For an hour, two dozen seniors, most with Parkinson’s disease, forgot about their tremors and limitations as they danced to memories of easier days.
Their moves came from other times and places — catching a baseball; waving hands around in water; lifting feet from the mud. And yet, as Shannon Elliott led the Santa Fe Parkinson’s Disease Action Group, taking her class through this choreography, it seemed to make sense.
“The imagery that I use, I mean some of it is pretty silly,” Elliott said. “It’s bypassing the issue in the brain. It’s a memory as opposed to a therapeutic exercise.”
Elliott, 41, has been a professional dancer, choreographer and dance administrator for the past 20 years.
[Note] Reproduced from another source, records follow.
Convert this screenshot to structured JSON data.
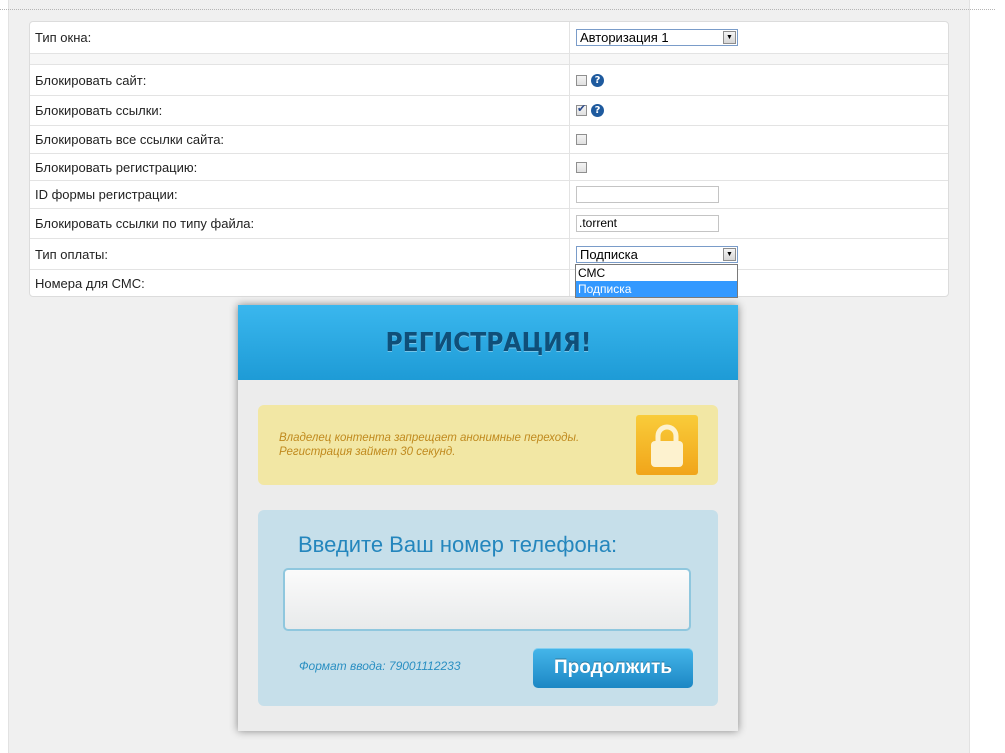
{
  "settings": {
    "rows": {
      "window_type": {
        "label": "Тип окна:",
        "value": "Авторизация 1"
      },
      "block_site": {
        "label": "Блокировать сайт:",
        "checked": false
      },
      "block_links": {
        "label": "Блокировать ссылки:",
        "checked": true
      },
      "block_all_links": {
        "label": "Блокировать все ссылки сайта:",
        "checked": false
      },
      "block_registration": {
        "label": "Блокировать регистрацию:",
        "checked": false
      },
      "reg_form_id": {
        "label": "ID формы регистрации:",
        "value": ""
      },
      "block_by_filetype": {
        "label": "Блокировать ссылки по типу файла:",
        "value": ".torrent"
      },
      "payment_type": {
        "label": "Тип оплаты:",
        "value": "Подписка"
      },
      "sms_numbers": {
        "label": "Номера для СМС:"
      }
    },
    "payment_options": [
      "СМС",
      "Подписка"
    ],
    "payment_selected_index": 1,
    "help_glyph": "?"
  },
  "registration": {
    "title": "РЕГИСТРАЦИЯ!",
    "warning_line1": "Владелец контента запрещает анонимные переходы.",
    "warning_line2": "Регистрация займет 30 секунд.",
    "phone_label": "Введите Ваш номер телефона:",
    "phone_value": "",
    "format_hint": "Формат ввода: 79001112233",
    "continue_label": "Продолжить"
  },
  "colors": {
    "header_blue": "#2aaae4",
    "title_color": "#0f4f79",
    "warning_bg": "#f2e7a4",
    "phone_box_bg": "#c6dfea",
    "button_blue": "#2b9bd6"
  }
}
Now, she is venturing into something new as she seeks to bring the healing power of dance to those who have Parkinson’s in Santa Fe.
“It’s not about technique,” Elliott said. “It’s about the joy of movement and all the benefits that come with that.”
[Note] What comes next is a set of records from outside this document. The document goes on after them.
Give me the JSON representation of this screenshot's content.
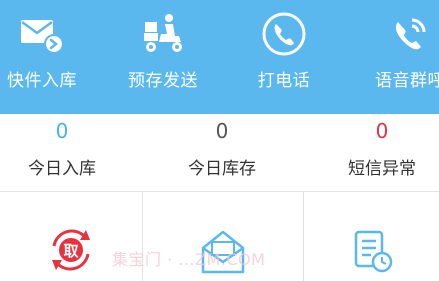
{
  "topbar": {
    "background": "#5bb8ef",
    "items": [
      {
        "label": "快件入库",
        "icon": "mail-arrow-icon"
      },
      {
        "label": "预存发送",
        "icon": "delivery-scooter-icon"
      },
      {
        "label": "打电话",
        "icon": "phone-icon"
      },
      {
        "label": "语音群呼",
        "icon": "voice-call-icon"
      }
    ]
  },
  "stats": [
    {
      "value": "0",
      "caption": "今日入库",
      "color": "#45b4ec"
    },
    {
      "value": "0",
      "caption": "今日库存",
      "color": "#555555"
    },
    {
      "value": "0",
      "caption": "短信异常",
      "color": "#e8323f"
    }
  ],
  "grid": [
    {
      "icon": "pickup-qu-icon"
    },
    {
      "icon": "open-envelope-icon"
    },
    {
      "icon": "document-clock-icon"
    }
  ],
  "watermark": "集宝门 · ...ZM.COM"
}
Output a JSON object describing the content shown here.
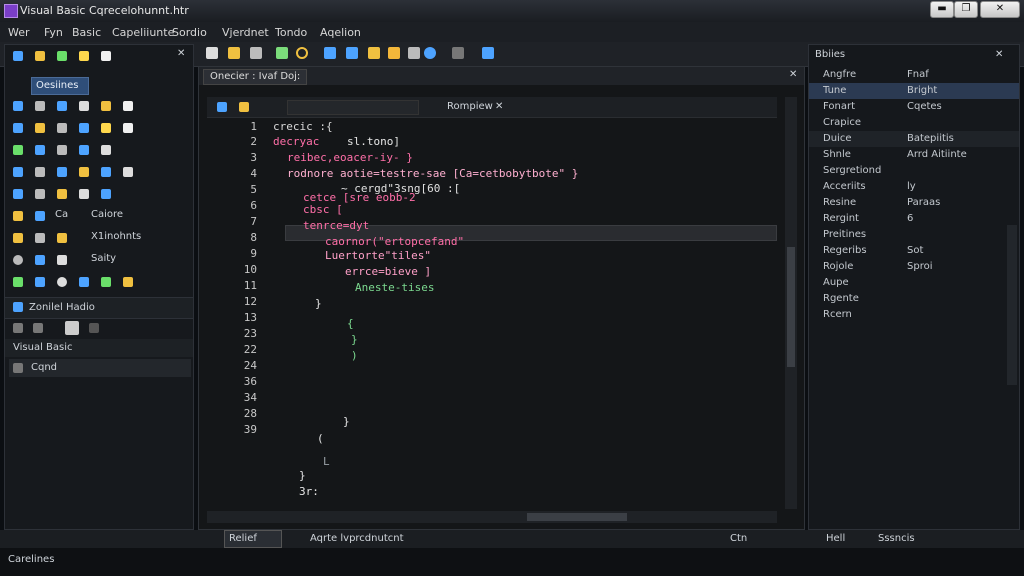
{
  "window": {
    "title": "Visual Basic Cqrecelohunnt.htr",
    "min": "▬",
    "max": "❐",
    "close": "✕"
  },
  "menu": [
    "Wer",
    "Fyn",
    "Basic",
    "Capeliiunte",
    "Sordio",
    "Vjerdnet",
    "Tondo",
    "Aqelion"
  ],
  "toolbox": {
    "header_close": "✕",
    "dropdown_label": "Oesiines",
    "row_labels": [
      "Ca",
      "Caiore",
      "X1inohnts",
      "Saity"
    ],
    "section1": "Zonilel Hadio",
    "section2": "Visual Basic",
    "section3": "Cqnd"
  },
  "editor": {
    "tab_label": "Onecier : Ivaf Doj:",
    "sub_tab": "Rompiew",
    "close": "✕",
    "line_numbers": [
      "1",
      "2",
      "3",
      "4",
      "5",
      "6",
      "7",
      "8",
      "9",
      "10",
      "11",
      "12",
      "13",
      "23",
      "22",
      "24",
      "36",
      "34",
      "28",
      "39"
    ],
    "code": [
      {
        "text": "crecic :{",
        "color": "#d8d8d8"
      },
      {
        "text": "decryac",
        "color": "#ff6fa8"
      },
      {
        "text": "sl.tono]",
        "color": "#e6e6e6"
      },
      {
        "text": "reibec,eoacer-iy- }",
        "color": "#ff6fa8"
      },
      {
        "text": "rodnore aotie=testre-sae [Ca=cetbobytbote\" }",
        "color": "#ffb0d0"
      },
      {
        "text": "~ cergd\"3sng[60 :[",
        "color": "#e0e0e0"
      },
      {
        "text": "cetce [sre eobb-2",
        "color": "#ff6fa8"
      },
      {
        "text": "cbsc [",
        "color": "#ff6fa8"
      },
      {
        "text": "tenrce=dyt",
        "color": "#ff6fa8"
      },
      {
        "text": "caornor(\"ertopcefand\"",
        "color": "#ff6fa8"
      },
      {
        "text": "Luertorte\"tiles\"",
        "color": "#ffa0c8"
      },
      {
        "text": "errce=bieve ]",
        "color": "#ffa0c8"
      },
      {
        "text": "Aneste-tises",
        "color": "#7bd88f"
      },
      {
        "text": "}",
        "color": "#e6e6e6"
      },
      {
        "text": "{",
        "color": "#7bd88f"
      },
      {
        "text": "}",
        "color": "#7bd88f"
      },
      {
        "text": ")",
        "color": "#7bd88f"
      },
      {
        "text": "}",
        "color": "#e6e6e6"
      },
      {
        "text": "(",
        "color": "#e6e6e6"
      },
      {
        "text": "L",
        "color": "#9aa0a6"
      },
      {
        "text": "}",
        "color": "#e6e6e6"
      },
      {
        "text": "3r:",
        "color": "#e6e6e6"
      }
    ]
  },
  "properties": {
    "header": "Bbiies",
    "rows": [
      {
        "key": "Angfre",
        "value": "Fnaf"
      },
      {
        "key": "Tune",
        "value": "Bright"
      },
      {
        "key": "Fonart",
        "value": "Cqetes"
      },
      {
        "key": "Crapice",
        "value": ""
      },
      {
        "key": "Duice",
        "value": "Batepiitis"
      },
      {
        "key": "Shnle",
        "value": "Arrd Aitiinte"
      },
      {
        "key": "Sergretiond",
        "value": ""
      },
      {
        "key": "Acceriits",
        "value": "ly"
      },
      {
        "key": "Resine",
        "value": "Paraas"
      },
      {
        "key": "Rergint",
        "value": "6"
      },
      {
        "key": "Preitines",
        "value": ""
      },
      {
        "key": "Regeribs",
        "value": "Sot"
      },
      {
        "key": "Rojole",
        "value": "Sproi"
      },
      {
        "key": "Aupe",
        "value": ""
      },
      {
        "key": "Rgente",
        "value": ""
      },
      {
        "key": "Rcern",
        "value": ""
      }
    ]
  },
  "status": {
    "left": "Relief",
    "mid": "Aqrte lvprcdnutcnt",
    "search": "Ctn",
    "right1": "Hell",
    "right2": "Sssncis"
  },
  "bottom": {
    "label": "Carelines"
  }
}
Elliott trained with the international nonprofit Dance for PD, which organizes dance classes and programs for people with Parkinson’s around the world. She recently finished hosting a six-week class at Montecito Santa Fe Senior Living and is looking to expand into more classes for those battling Parkinson’s and possibly other groups in need.
“I’m now interested in using my dance background to help people in all ways,” Elliott said. “I would love to approach health and wellness from a more artistic place.”
Dance for PD cites a variety of research from universities around the world showing the ability of dance to help mobility in Parkinson’s patients.
In the class, Elliott called out and demonstrated movements in a chair as everyone mimicked her in their own ways, often laughing and always applauding at the end of each song. Ken Hendricks, community service representative for Home Instead Senior Care, volunteers with Elliott — strumming his guitar and singing tunes for her class.
“[Elliott’s] passion for it was just contagious,” he said. “It’s just inspiring.”
Rob Barteletti, 69, attended the Santa Fe Parkinson’s Disease Action Group meeting recently as Elliott showcased her class for the first time to them. He danced in his chair with a smile and a sway that, for once, wasn’t about his disease. “There was no pressure on you to perform it perfectly, just to get into the mobility and have fun with it,” Barteletti said.
Part of the problem, he said, is that struggling with Parkinson’s makes you not want to be active or do something like this.
“[Parkinson’s] is always there with you,” he said. “Out in public, it can be embarrassing and so you get the tendency to want to stay inside and that’s the worst thing you could do.”
Ryder Finnegan, 62, said she feels nervous entering a large crowd like the support group, in part because of her disease. But Elliott’s instruction made her feel comfortable. Now, she said she is excited and looks forward to learning tap and other dance genres through Elliott.
“This is a very isolating disease,” Finnegan said. “Having a class like this is important because it gives us back a little bit of integrity.”
Elliott said she approaches her classes not just as a way to get people moving, but to help them make connections. “To me, it’s a different way to move your body, stay in shape, feel present and enjoy yourself,” she said. “Hopefully, they can forget Parkinson’s for a minute.”